Hace diez años pude colaborar en la organización de un encuentro sobre los incendios forestales en la península ibérica: el año 2003 habíamos visto como salía ardiendo toda la Raya cercana a Valencia de Alcántara y Portugal abría
los telediarios de medio mundo con ciudades y aldeas rodeadas de llamas; al año
siguiente continuaron las catástrofes en el país vecino y en julio de 2005 morían once bomberos en Guadalajara en un incendio que asoló más de 10.000
hectáreas. La frase del curso que más me llamó la atención, quizá porque era y
soy un ignorante en la materia, fue la afirmación de que “los incendios
forestales se apagan en invierno”.
En los últimos días habrán podido leer la opinión de expertos que, de una manera u otra, nos demuestran que la prevención es siempre mejor que cualquier
cura. Ahora, a toro pasado, es fácil dictaminar que hubiera sido preferible llevar
a cabo con anterioridad todas las tareas imprescindibles, especialmente en una
tierra en la que los veranos son casi siempre muy calurosos, que apagar un
incendio de dimensiones descomunales. Cuando dentro de un par de años se haya
olvidado lo que ha ocurrido estos días en la Sierra de Gata y alguien pretenda
recortar gastos en personal o en medios para hacer cortafuegos o limpiar el
monte, tendremos que recordarle que mucho más caro es reconstruir una comarca
entera. Es cierto que permitir recalificar terrenos quemados no va a ser una
ayuda para evitar los incendios sino todo lo contrario, pero consolémonos con
que nadie haya propuesto aquella solución de George W. Bush en 2002, cuando
tuvo la ocurrencia de sugerir la tala de bosques para evitar los incendios.

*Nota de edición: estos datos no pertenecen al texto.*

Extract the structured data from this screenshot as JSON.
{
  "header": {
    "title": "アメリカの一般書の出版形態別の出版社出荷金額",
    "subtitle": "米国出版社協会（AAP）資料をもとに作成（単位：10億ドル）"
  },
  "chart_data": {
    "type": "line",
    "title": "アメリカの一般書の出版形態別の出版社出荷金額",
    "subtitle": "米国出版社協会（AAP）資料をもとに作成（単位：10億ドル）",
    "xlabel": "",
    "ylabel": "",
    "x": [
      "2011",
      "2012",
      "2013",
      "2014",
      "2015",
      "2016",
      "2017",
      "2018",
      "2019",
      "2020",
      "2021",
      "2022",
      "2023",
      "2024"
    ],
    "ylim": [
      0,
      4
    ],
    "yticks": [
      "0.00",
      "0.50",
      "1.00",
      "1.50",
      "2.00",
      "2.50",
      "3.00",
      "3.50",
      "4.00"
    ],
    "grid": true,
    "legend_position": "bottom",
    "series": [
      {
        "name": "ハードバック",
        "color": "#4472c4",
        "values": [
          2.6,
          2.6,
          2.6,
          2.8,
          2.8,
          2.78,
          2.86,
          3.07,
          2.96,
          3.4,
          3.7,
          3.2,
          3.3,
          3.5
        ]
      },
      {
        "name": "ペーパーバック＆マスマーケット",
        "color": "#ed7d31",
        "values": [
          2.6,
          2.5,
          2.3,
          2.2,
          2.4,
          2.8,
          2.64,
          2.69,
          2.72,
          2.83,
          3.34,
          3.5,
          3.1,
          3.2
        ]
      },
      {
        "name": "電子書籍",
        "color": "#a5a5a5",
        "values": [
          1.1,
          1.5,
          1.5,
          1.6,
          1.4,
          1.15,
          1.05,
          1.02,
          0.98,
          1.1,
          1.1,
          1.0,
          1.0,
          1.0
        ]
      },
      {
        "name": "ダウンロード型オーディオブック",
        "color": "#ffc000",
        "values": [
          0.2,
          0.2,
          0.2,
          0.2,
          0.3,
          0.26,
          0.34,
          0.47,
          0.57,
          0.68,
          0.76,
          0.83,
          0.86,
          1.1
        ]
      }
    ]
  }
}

Desde hace más de una década es casi unánime la necesidad de volver a
cuidar nuestros espacios rurales como hacían nuestros antepasados. Recuerdo también
la intervención en aquel curso de Aurelio García Bermúdez, que fue alcalde de
Hoyos y hoy preside la Red Española de Desarrollo Rural, con otra
de esas aseveraciones para reflexionar durante un buen rato: “son más útiles
para prevenir los incendios 20 pastores con 20 cabras que cualquier otra medida
que podamos imaginar”. Y es que, además
del desalmado o del infortunio que prende fuego al monte, el problema que vemos
cada verano también radica en el abandono de los pueblos y aldeas de gran parte
de la península ibérica, un mal que se repite en otros lugares de Europa y que no
se logra atajar. Si la población rural
es cada vez más escasa y está más envejecida, acabaremos teniendo amplias zonas
de nuestro territorio desamparadas y sin posibilidad de cuidarlas ni sacarles
provecho. La solución no es fácil, el éxodo hacia las ciudades parece que no
tiene fin, y los llamados neorrurales
no son más que una anécdota sin relevancia alguna desde el punto de vista
demográfico. Por cierto, ¿cuándo llegarán estos problemas demográficos a la
primera línea del debate político?
Publicado en el diario HOY el 12 de agosto de 2015.